Entre esses nomes estava o de Zezé Di Camargo, que para voltar a acertar os agudos de dez anos atrás no tradicional refrão “É o amoooooooor…” também teve de se submeter a cirurgia.

“Quando eu conheci o Zezé, o problema dele ainda estava no começo. Como ele tinha medo de operar, preferiu fazer aula de canto, mas o caso dele era cirúrgico, aula não ia resolver. Três anos depois ele voltou a me procurar em uma situação que é triste você ver um artista. Digo que aquele cara que entrou no consultório nem era o Zezé Di Camargo. Ele se disse desacreditado, que se sentia mais um ator do que um cantor, e assumiu que precisava de ajuda”, lembra o médico.

O motivo da “voz rachada” do sertanejo era o rompimento de um cisto em uma das cordas vocais, que teve de ser tratada e refeita.

“Em três dias ele já estava falando como não falava havia anos”, afirma. “Com a corda vocal sem o cisto, Zezé precisaria reaprender a utilizar a corda vocal. Mas se ele está feliz e curado, eu tenho que respeitar a vontade dele. Sou amigo e médico do Zezé e, sempre que posso, falo pra ele mudar um movimento, tentar algo novo, mas não tenho direito a forçá-lo a fazer uma terapia”.

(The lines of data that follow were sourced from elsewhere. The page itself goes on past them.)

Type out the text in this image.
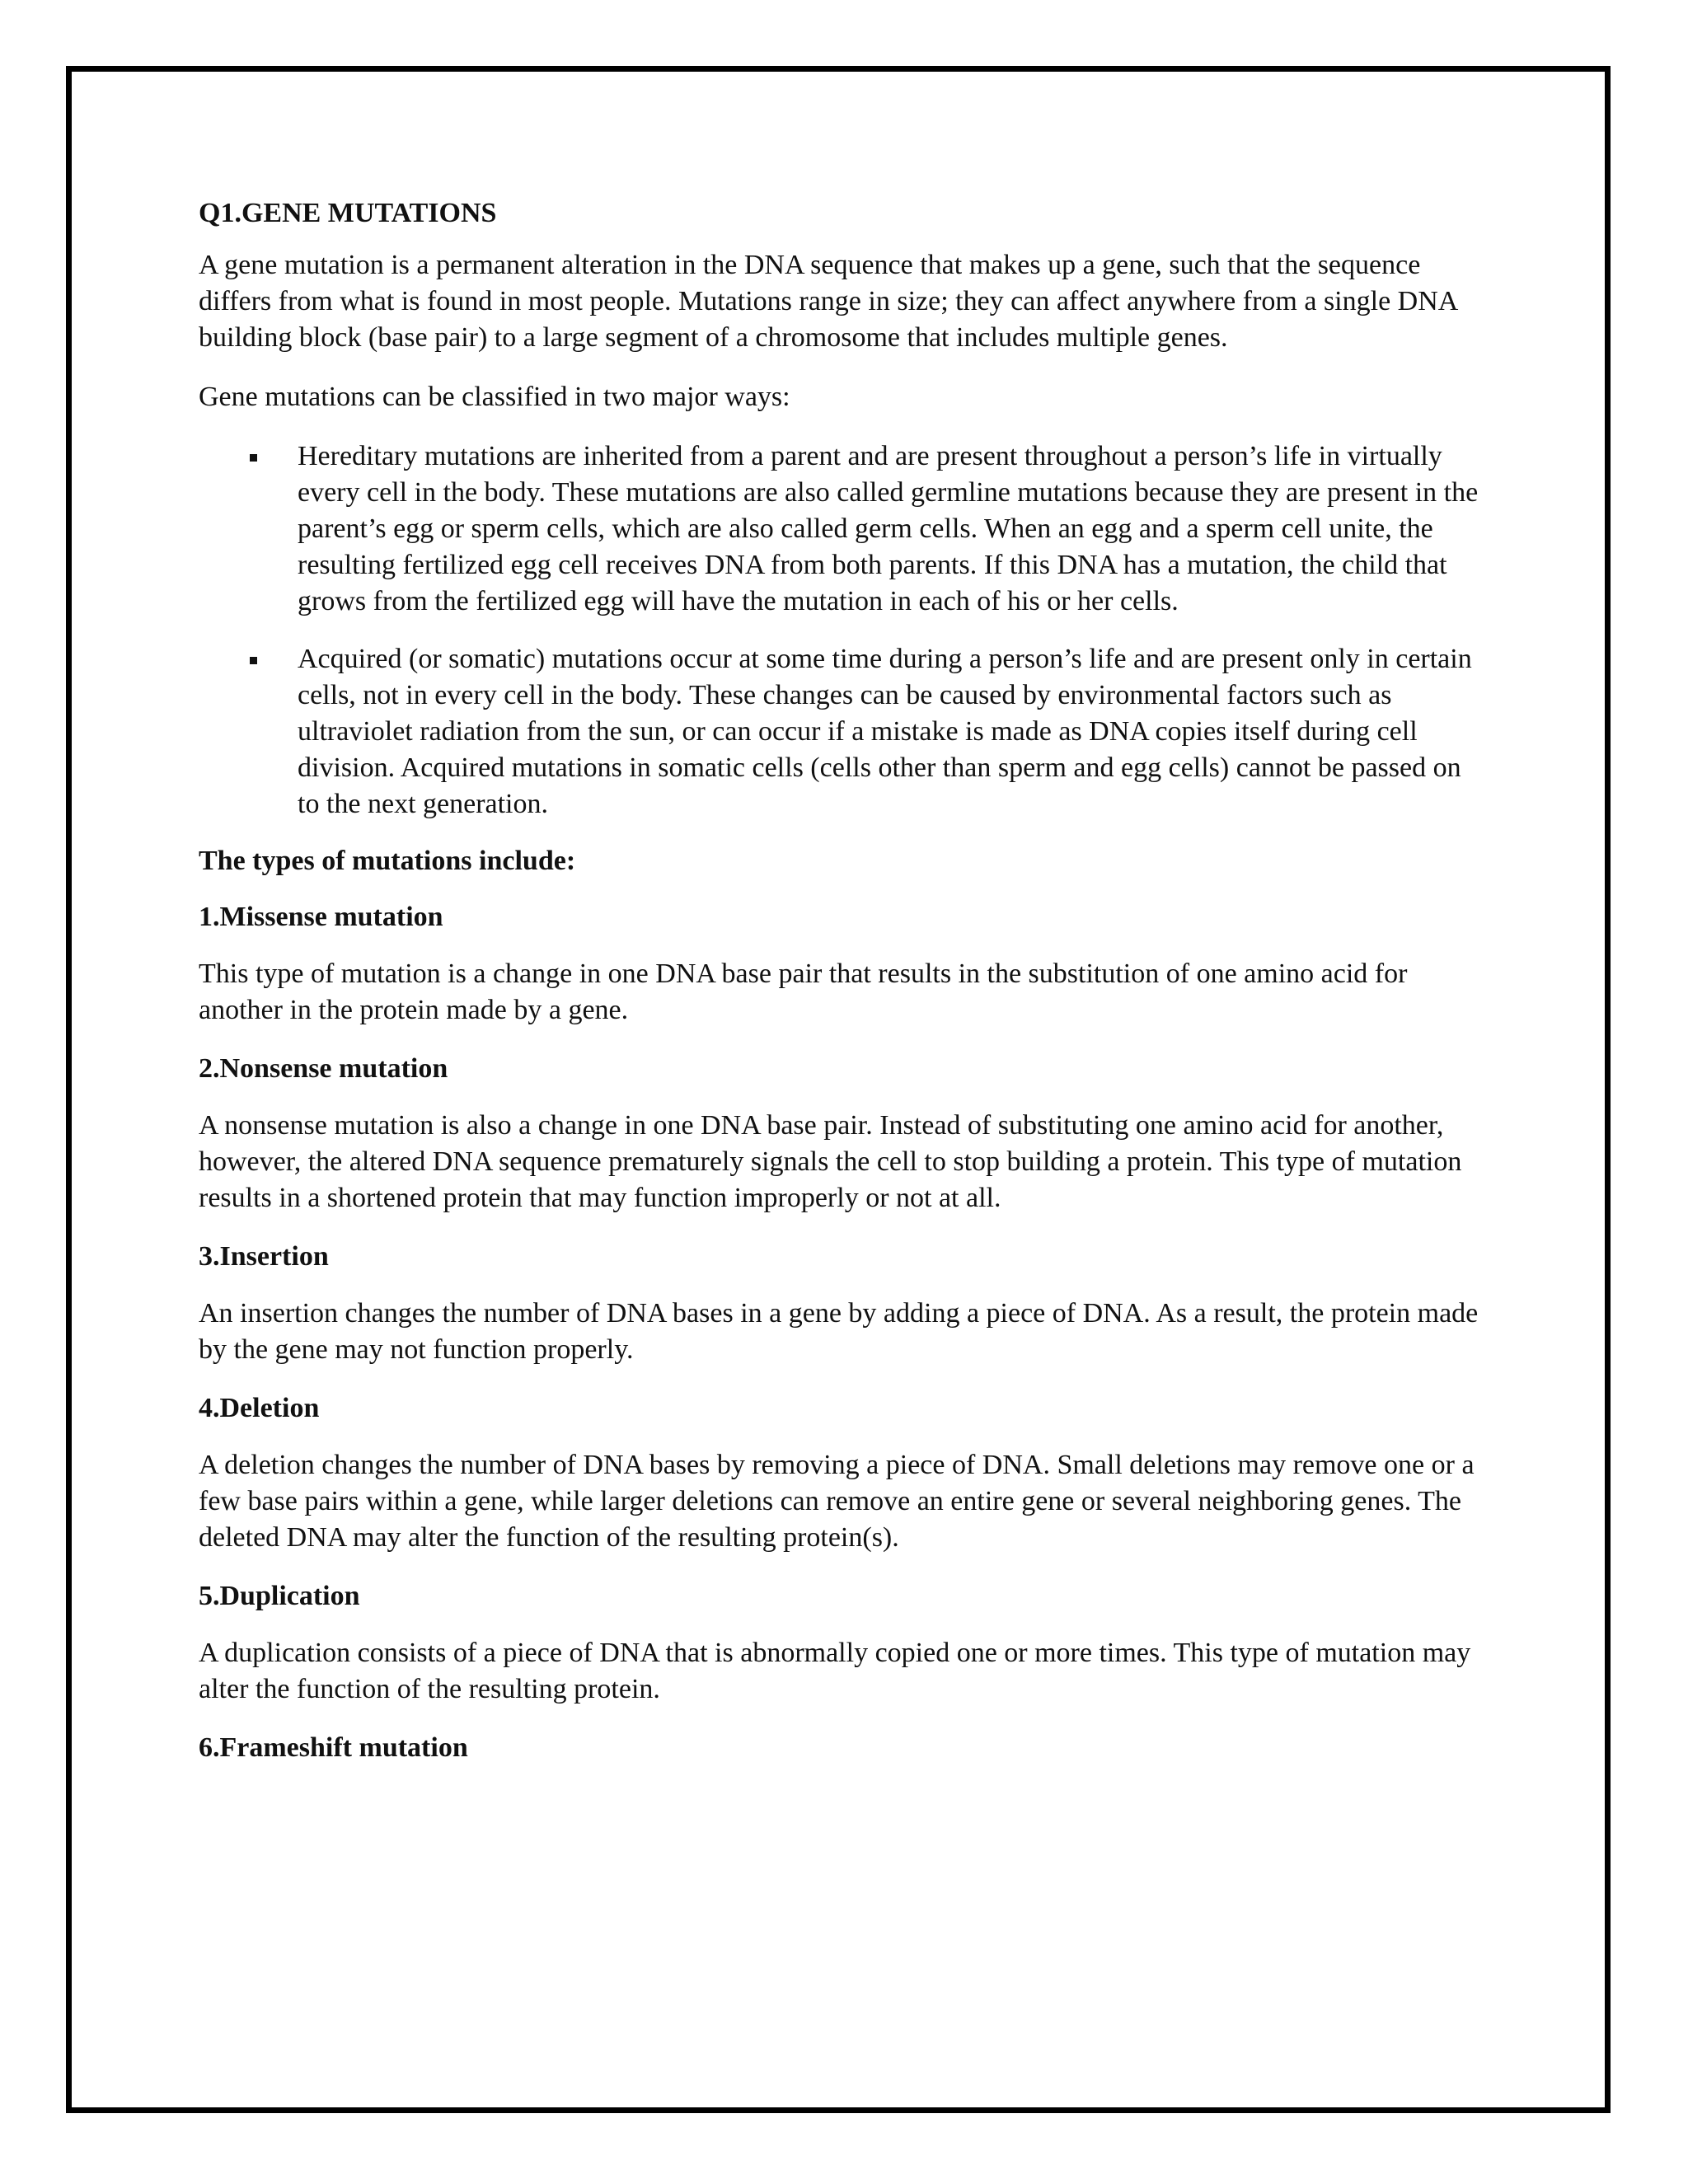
Q1.GENE MUTATIONS

A gene mutation is a permanent alteration in the DNA sequence that makes up a gene, such that the sequence differs from what is found in most people. Mutations range in size; they can affect anywhere from a single DNA building block (base pair) to a large segment of a chromosome that includes multiple genes.

Gene mutations can be classified in two major ways:

Hereditary mutations are inherited from a parent and are present throughout a person’s life in virtually every cell in the body. These mutations are also called germline mutations because they are present in the parent’s egg or sperm cells, which are also called germ cells. When an egg and a sperm cell unite, the resulting fertilized egg cell receives DNA from both parents. If this DNA has a mutation, the child that grows from the fertilized egg will have the mutation in each of his or her cells.
Acquired (or somatic) mutations occur at some time during a person’s life and are present only in certain cells, not in every cell in the body. These changes can be caused by environmental factors such as ultraviolet radiation from the sun, or can occur if a mistake is made as DNA copies itself during cell division. Acquired mutations in somatic cells (cells other than sperm and egg cells) cannot be passed on to the next generation.
The types of mutations include:
1.Missense mutation

This type of mutation is a change in one DNA base pair that results in the substitution of one amino acid for another in the protein made by a gene.

2.Nonsense mutation

A nonsense mutation is also a change in one DNA base pair. Instead of substituting one amino acid for another, however, the altered DNA sequence prematurely signals the cell to stop building a protein. This type of mutation results in a shortened protein that may function improperly or not at all.

3.Insertion

An insertion changes the number of DNA bases in a gene by adding a piece of DNA. As a result, the protein made by the gene may not function properly.

4.Deletion

A deletion changes the number of DNA bases by removing a piece of DNA. Small deletions may remove one or a few base pairs within a gene, while larger deletions can remove an entire gene or several neighboring genes. The deleted DNA may alter the function of the resulting protein(s).

5.Duplication

A duplication consists of a piece of DNA that is abnormally copied one or more times. This type of mutation may alter the function of the resulting protein.

6.Frameshift mutation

Como a agenda profissional dele é muito cheia, ele ainda tem receio de mexer diretamente nas cordas vocais. Para quem vive da voz, o medo é algo a ser trabalhado com mais cuidado

Luiz Cantoni, médico otorrinolaringologista

Com o caso de Zezé resolvido, o médico afirma estar atento a outro paciente famoso: o locutor da Globo Galvão Bueno. “Como telespectador, eu acompanhei aquele Brasil e Holanda em que ele ficou com um pigarro incomodando, na Copa de 2010. Uns 20 dias depois do jogo ele me procurou, indicado pelo Zezé. Ele chegou muito para baixo também, falando em encerrar a carreira, com medo de ter que fazer cirurgia”, revela o especialista, que diagnosticou a presença de fungo nas cordas vocais de Galvão. “Para o alívio dele, o tratamento era clínico, não necessitava de cirurgia. Mediquei o Galvão e a voz voltou”.

Dois anos depois, quando assistia ao GP da Austrália, Cantoni afirma ter percebido que o problema voltara. “O fungo é algo que não tem cura, ele vai surgir sempre que a pessoa estiver com baixa resistência”, explica. “Isso pode ser resolvido com a infiltração de soro. É algo rápido, precisa apenas de um dia livre para o procedimento, mas como a agenda profissional dele é muito cheia, ele ainda tem receio de mexer diretamente nas cordas vocais. Para quem vive da voz, o medo é algo a ser trabalhado com mais cuidado”, conclui.